Depois de Metrópolis, especialmente depois do sucesso do filme, Von Harbou parece ter-se concentrado numa literatura cinematográfica: escrever roteiros para seu marido, o cineasta Fritz Lang. As associações da Von Harbou com Hitler e o nazismo a amaldiçoaram aos olhos da posteridade. Mas a diretora e crítica brasileira Marina Person puxa uma questão: por que Leni Riefenstahl, nazista até a medula, é mais considerada hoje que Thea? E aduz: “A diferença talvez seja simplesmente o fato de Riefenstahl nunca ter estado à sombra de um homem.” Na sociedade patriarcal, o patrimônio cultural de Thea foi desconsiderado em função da genialidade de Lang. Assim também com seu romance Metrópolis: submergiu diante das loas ao filme dele extraído.

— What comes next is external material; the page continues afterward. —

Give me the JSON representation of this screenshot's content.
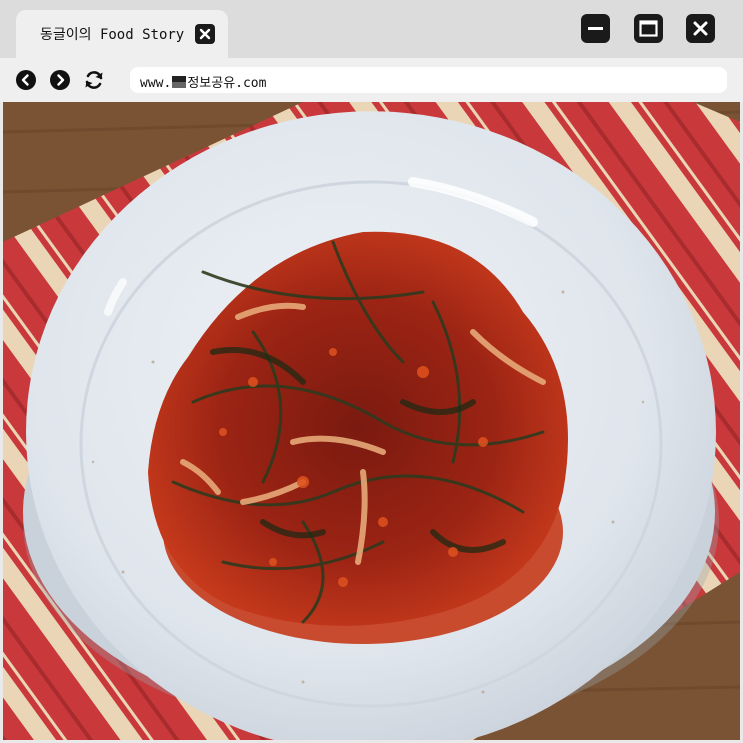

“Agora que o rugir do grande órgão cresceu como um estrondo, erguendo-se feito um gigante contra a abóbada do alto salão para arrebentá-la, Freder lançou a cabeça para trás; seus olhos arregalados e cintilantes se voltaram para cima; sem enxergar. Suas mãos tiravam música do caos daquelas notas, lutando com as vibrações do clangor e revolvendo até seu íntimo.”
A grande ensaísta alemã Lotte H. Eisner lamenta a associação da Von Harbou com Lang, considera como defeitos do filme de Lang certas influências do roteiro dela. Diz Eisner: “Seu sentimentalismo, seu gosto deplorável pela falsa grandeza a farão naufragar rapidamente nas trevas da ideologia nazista.” Lendo o romance, é crucial observar que os possíveis excessos de romantismo mórbido de Thea têm uma herança nobre, Goethe. E não é nada barato ou falso, como querem os detratores. O nazismo e a genialidade de Lang perturbaram nos anos a autêntica apreciação de quem é Thea von Harbou na literatura e no cinema.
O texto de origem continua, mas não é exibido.